Room: Exhibit Hall | Forum 6
Purpose: In a real-time tumor-tracking system, an algorithm for tracking an implanted marker may misidentify statistical noises of fluoroscopic images as the marker when the intensity of an X-ray is extremely low. The aim is to develop an algorithm that is robust to the statistical noise.
Methods: The proposed method (1) enhances the marker, (2) extracts marker candidates, and (3) separates noise. For a pair of fluoroscopic images taken from two different orthogonal angles, the window level and width are adjusted to enhance the marker. Then one or more marker candidates are extracted by template matching. As these candidates include not only the marker but also statistical noises, a length of common perpendicular (LCP) is calculated for all combinations of candidates from each fluoroscopic image. Because LCP is nearly equal to 0 mm when the candidates are the projection of the actual marker, the algorithm can distinguish the marker and noises. This method was validated by using chest phantom images taken with various X-ray tube currents (20, 40, and 60 mA). The tube voltage and exposure duration were 100 kV and 3 ms. A 2 mm gold marker and 200-mm-thick plastic plate were placed in front of the chest phantom, and the marker was moved in the 1D-direction. 2D projected marker position errors by the proposed and conventional (only template matching) methods were calculated for 450 frames.

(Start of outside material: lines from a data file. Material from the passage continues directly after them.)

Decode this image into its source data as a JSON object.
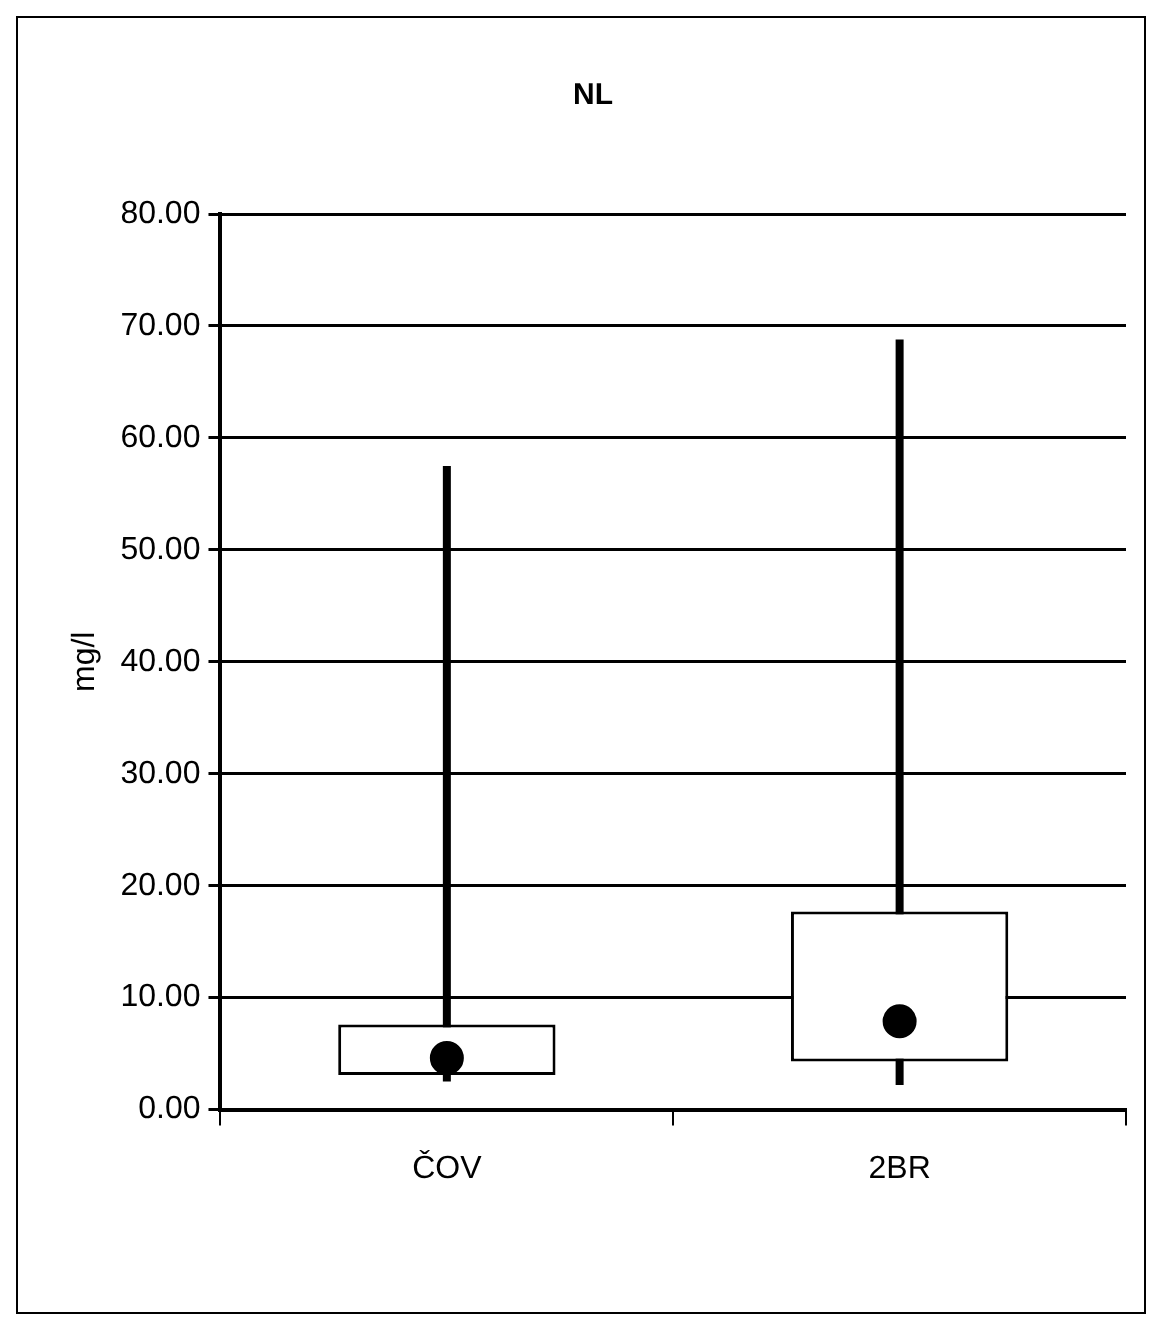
{
  "chart_data": {
    "type": "box",
    "title": "NL",
    "ylabel": "mg/l",
    "categories": [
      "ČOV",
      "2BR"
    ],
    "boxes": [
      {
        "low": 2.5,
        "q1": 3.1,
        "median": 4.6,
        "q3": 7.6,
        "high": 57.5
      },
      {
        "low": 2.2,
        "q1": 4.3,
        "median": 7.9,
        "q3": 17.7,
        "high": 68.8
      }
    ],
    "color": "#000000",
    "marker": "circle",
    "ylim": [
      0,
      80
    ],
    "yticks": [
      {
        "value": 0,
        "label": "0.00"
      },
      {
        "value": 10,
        "label": "10.00"
      },
      {
        "value": 20,
        "label": "20.00"
      },
      {
        "value": 30,
        "label": "30.00"
      },
      {
        "value": 40,
        "label": "40.00"
      },
      {
        "value": 50,
        "label": "50.00"
      },
      {
        "value": 60,
        "label": "60.00"
      },
      {
        "value": 70,
        "label": "70.00"
      },
      {
        "value": 80,
        "label": "80.00"
      }
    ],
    "grid": "y",
    "legend": false
  }
}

Results: Maximum 2D position errors were 0.49, 0.55, and 0.99 mm for the proposed method and 0.46, 0.47, and 121.4 mm for conventional method (20, 40 and 60 mA). At 20 mA, the conventional method often misidentified statistical noise as the marker.
Conclusion: The proposed method can prevent the misidentification of statistical noise as an implanted marker and improve the tracking accuracy compared with the conventional method.
Funding Support, Disclosures, and Conflict of Interest: This research was partially supported by Development of Medical Devices and Systems for Advanced Medical Services from Japan Agency for Medical Research and development, AMED.